Texas Attorney General Ken Paxton is challenging the Affordable Care Act at a hearing in federal court in Fort Worth today.
Paxton is leading a lawsuit filed by 20 Republican state attorneys general across the country. They argue that when Congress passed a tax bill this year eliminating a part of the law requiring people to buy health insurance, the whole law became unconstitutional.
The State of Texas has filed multiple lawsuits against the law, also known as Obamacare. In past statements, Paxton’s office has said the lawsuit takes aim at “Washington's unconstitutional control of the American healthcare system.”
“Texans should be free again to make their own healthcare choices, including which doctor they want to see," Marc Rylander, director of communications for the Office of the Attorney General, said earlier this year.
Democrat Justin Nelson, who is challenging Ken Paxton for attorney general, has focused much of his campaign on the lawsuit. He said Paxton's legal argument is frivolous and threatens protections in the law.
“I don’t think any objective observer of this lawsuit would say it is likely to succeed,” he said.

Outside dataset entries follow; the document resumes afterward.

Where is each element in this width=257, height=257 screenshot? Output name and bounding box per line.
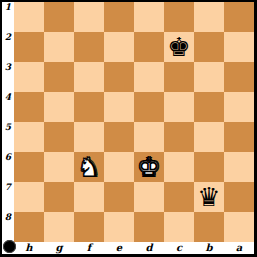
rank-label-6: 6 [2,152,14,182]
square-g2[interactable] [44,32,74,62]
rank-label-2: 2 [2,32,14,62]
file-label-g: g [44,242,74,254]
square-e7[interactable] [104,182,134,212]
square-e5[interactable] [104,122,134,152]
square-f6[interactable]: ♞ [74,152,104,182]
square-a7[interactable] [224,182,254,212]
square-g8[interactable] [44,212,74,242]
square-f4[interactable] [74,92,104,122]
file-label-h: h [14,242,44,254]
square-h1[interactable] [14,2,44,32]
chess-board: ♚♞♚♛ [14,2,254,242]
square-c2[interactable]: ♚ [164,32,194,62]
square-a5[interactable] [224,122,254,152]
piece-white-knight[interactable]: ♞ [74,152,104,182]
file-label-f: f [74,242,104,254]
piece-white-king[interactable]: ♚ [134,152,164,182]
square-d2[interactable] [134,32,164,62]
square-h6[interactable] [14,152,44,182]
rank-label-5: 5 [2,122,14,152]
rank-label-3: 3 [2,62,14,92]
square-b3[interactable] [194,62,224,92]
rank-label-8: 8 [2,212,14,242]
square-e2[interactable] [104,32,134,62]
square-c7[interactable] [164,182,194,212]
square-b1[interactable] [194,2,224,32]
square-f8[interactable] [74,212,104,242]
square-a8[interactable] [224,212,254,242]
rank-label-1: 1 [2,2,14,32]
square-d6[interactable]: ♚ [134,152,164,182]
square-h3[interactable] [14,62,44,92]
file-label-d: d [134,242,164,254]
square-a2[interactable] [224,32,254,62]
square-g4[interactable] [44,92,74,122]
square-e3[interactable] [104,62,134,92]
chess-diagram: 12345678 ♚♞♚♛ hgfedcba [0,0,257,257]
square-b4[interactable] [194,92,224,122]
square-f7[interactable] [74,182,104,212]
square-g5[interactable] [44,122,74,152]
square-b6[interactable] [194,152,224,182]
square-a4[interactable] [224,92,254,122]
rank-label-7: 7 [2,182,14,212]
square-e6[interactable] [104,152,134,182]
file-label-e: e [104,242,134,254]
rank-labels: 12345678 [2,2,14,242]
square-c3[interactable] [164,62,194,92]
square-b5[interactable] [194,122,224,152]
square-f3[interactable] [74,62,104,92]
square-h8[interactable] [14,212,44,242]
square-h7[interactable] [14,182,44,212]
square-a1[interactable] [224,2,254,32]
file-label-a: a [224,242,254,254]
square-h4[interactable] [14,92,44,122]
square-e8[interactable] [104,212,134,242]
square-f5[interactable] [74,122,104,152]
square-e1[interactable] [104,2,134,32]
square-g7[interactable] [44,182,74,212]
square-f1[interactable] [74,2,104,32]
square-a6[interactable] [224,152,254,182]
square-c6[interactable] [164,152,194,182]
square-c5[interactable] [164,122,194,152]
square-c8[interactable] [164,212,194,242]
file-label-b: b [194,242,224,254]
square-h5[interactable] [14,122,44,152]
square-d5[interactable] [134,122,164,152]
rank-label-4: 4 [2,92,14,122]
square-d4[interactable] [134,92,164,122]
piece-black-queen[interactable]: ♛ [194,182,224,212]
square-b8[interactable] [194,212,224,242]
square-c1[interactable] [164,2,194,32]
square-d1[interactable] [134,2,164,32]
square-h2[interactable] [14,32,44,62]
square-f2[interactable] [74,32,104,62]
square-d8[interactable] [134,212,164,242]
square-g1[interactable] [44,2,74,32]
square-e4[interactable] [104,92,134,122]
piece-black-king[interactable]: ♚ [164,32,194,62]
black-to-move-indicator [3,240,16,253]
file-label-c: c [164,242,194,254]
square-b7[interactable]: ♛ [194,182,224,212]
square-d3[interactable] [134,62,164,92]
square-g6[interactable] [44,152,74,182]
square-d7[interactable] [134,182,164,212]
square-c4[interactable] [164,92,194,122]
square-a3[interactable] [224,62,254,92]
file-labels: hgfedcba [2,242,254,254]
square-g3[interactable] [44,62,74,92]
square-b2[interactable] [194,32,224,62]
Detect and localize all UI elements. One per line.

Nelson said Congress has the ability to remove Obamacare protections for people with pre-existing conditions, but it decided not to.
He said if he is elected, he will withdraw Texas from the lawsuit on his first day in office.
“It is a political lawsuit that is a waste of Texas taxpayer money,” he said. “And if it is successful, it’s going to cost millions and millions of people their pre-existing condition coverage for health insurance.”
Because the Trump administration has decided not to defend the health care law in court, Democratic attorneys general led by California will be defending it.
In court briefs, Paxton has said if the judge decides not to strike down the law in its entirety, he should eliminate Obamacare protections in just those states that are challenging it.
That means a popular part of the law that protects people with pre-existing conditions from being denied health insurance or being priced out of a health plan could be eliminated in Texas, for example, but not in California.